Vice-Chairman of the Liaoning People's Congress
- In office January 2013 – February 2017
- Chairman: Li Xi

Personal details
- Born: July 1956 (age 69–70) Suizhong County, Liaoning
- Party: Chinese Communist Party (expelled)
- Alma mater: Shenyang Agricultural University Central Party School

= Li Wenke =

Chinese politician

Li Wenke (李文科 (Lǐ Wénkē); born July 1956) is a former Chinese politician who served as vice-chairman of the Liaoning People's Congress. He was investigated in February 2017 by the Chinese Communist Party's anti-graft agency, suspected of corruption.

==Career==
Li was born in Suizhong County, Liaoning. He joined the workforce in 1974, and became a member of the Communist Party in 1985. From 1978 to 1982, he studied in Shenyang Agricultural University. Li became the Director of Department of Agriculture of Liaoning in 1998, and became the Mayor of Yingkou in 2001. In 2004, he served as the Party Secretary of Tieling. Li was appointed as vice-chairman of the Liaoning People's Congress in 2012.

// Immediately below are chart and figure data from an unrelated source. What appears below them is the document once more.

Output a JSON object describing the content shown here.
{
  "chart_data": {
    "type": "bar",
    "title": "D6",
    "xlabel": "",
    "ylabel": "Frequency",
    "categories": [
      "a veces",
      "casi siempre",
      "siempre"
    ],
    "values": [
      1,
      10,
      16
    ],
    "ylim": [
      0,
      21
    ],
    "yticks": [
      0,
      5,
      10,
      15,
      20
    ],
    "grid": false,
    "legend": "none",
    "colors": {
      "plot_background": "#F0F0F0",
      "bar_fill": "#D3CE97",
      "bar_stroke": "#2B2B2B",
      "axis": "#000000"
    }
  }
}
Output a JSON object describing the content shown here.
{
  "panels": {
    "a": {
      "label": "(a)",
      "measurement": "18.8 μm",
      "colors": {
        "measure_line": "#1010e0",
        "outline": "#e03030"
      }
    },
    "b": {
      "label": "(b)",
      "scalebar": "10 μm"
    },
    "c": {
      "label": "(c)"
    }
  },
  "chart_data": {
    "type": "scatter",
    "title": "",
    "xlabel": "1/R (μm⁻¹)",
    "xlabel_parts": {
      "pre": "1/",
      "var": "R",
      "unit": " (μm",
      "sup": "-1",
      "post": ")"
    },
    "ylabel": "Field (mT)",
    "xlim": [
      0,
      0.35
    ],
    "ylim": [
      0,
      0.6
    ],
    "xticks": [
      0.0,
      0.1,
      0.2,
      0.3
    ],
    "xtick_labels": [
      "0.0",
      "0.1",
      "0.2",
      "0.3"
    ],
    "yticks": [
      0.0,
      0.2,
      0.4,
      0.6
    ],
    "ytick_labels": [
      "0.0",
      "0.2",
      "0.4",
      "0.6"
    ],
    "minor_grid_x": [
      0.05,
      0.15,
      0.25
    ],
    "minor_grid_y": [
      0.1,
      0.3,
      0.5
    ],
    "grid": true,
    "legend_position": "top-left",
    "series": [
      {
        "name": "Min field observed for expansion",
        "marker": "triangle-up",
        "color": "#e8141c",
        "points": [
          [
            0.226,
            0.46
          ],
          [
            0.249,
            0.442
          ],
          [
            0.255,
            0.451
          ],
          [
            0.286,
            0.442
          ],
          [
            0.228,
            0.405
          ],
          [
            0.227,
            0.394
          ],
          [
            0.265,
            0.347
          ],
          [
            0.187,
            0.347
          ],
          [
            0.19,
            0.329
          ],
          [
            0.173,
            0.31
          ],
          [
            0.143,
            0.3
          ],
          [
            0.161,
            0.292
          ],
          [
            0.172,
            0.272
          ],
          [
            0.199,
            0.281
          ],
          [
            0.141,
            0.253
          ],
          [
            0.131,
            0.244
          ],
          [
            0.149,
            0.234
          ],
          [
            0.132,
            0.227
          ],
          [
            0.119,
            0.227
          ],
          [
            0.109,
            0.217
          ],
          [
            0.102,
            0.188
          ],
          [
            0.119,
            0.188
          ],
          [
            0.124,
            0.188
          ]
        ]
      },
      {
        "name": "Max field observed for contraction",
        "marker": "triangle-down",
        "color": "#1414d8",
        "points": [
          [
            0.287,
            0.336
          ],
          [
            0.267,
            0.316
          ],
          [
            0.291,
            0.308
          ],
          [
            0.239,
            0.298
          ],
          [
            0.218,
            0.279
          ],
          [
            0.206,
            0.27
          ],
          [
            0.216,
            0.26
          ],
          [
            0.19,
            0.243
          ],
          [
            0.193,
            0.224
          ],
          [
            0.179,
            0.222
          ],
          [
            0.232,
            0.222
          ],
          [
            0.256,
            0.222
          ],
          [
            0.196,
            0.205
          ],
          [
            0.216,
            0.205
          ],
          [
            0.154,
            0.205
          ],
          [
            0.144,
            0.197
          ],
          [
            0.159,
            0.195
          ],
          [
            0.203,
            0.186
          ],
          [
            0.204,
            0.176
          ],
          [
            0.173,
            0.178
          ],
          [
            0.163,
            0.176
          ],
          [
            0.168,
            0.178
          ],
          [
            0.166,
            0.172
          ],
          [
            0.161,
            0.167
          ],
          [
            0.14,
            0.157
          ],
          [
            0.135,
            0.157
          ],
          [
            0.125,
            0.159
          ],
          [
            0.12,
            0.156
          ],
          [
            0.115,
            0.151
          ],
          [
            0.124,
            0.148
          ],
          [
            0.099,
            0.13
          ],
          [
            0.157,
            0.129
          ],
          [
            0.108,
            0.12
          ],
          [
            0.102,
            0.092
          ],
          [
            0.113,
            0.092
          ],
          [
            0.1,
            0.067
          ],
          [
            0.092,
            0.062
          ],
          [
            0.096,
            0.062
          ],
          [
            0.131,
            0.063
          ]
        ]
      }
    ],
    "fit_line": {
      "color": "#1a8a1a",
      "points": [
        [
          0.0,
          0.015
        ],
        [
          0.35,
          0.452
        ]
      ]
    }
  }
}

On February 28, 2017, Li Wenke was suspected of "serious violations of party discipline", and placed under investigation by the Central Commission for Discipline Inspection (CCDI). On May 10, 2017, Li was expelled from the Communist Party.

On September 13, 2018, Li was sentenced on 16 years in prison and fined three million yuan for taking bribes worth 36.59 million yuan and giving bribes worth 1.86 million yuan by the Intermediate People's Court in Tonghua.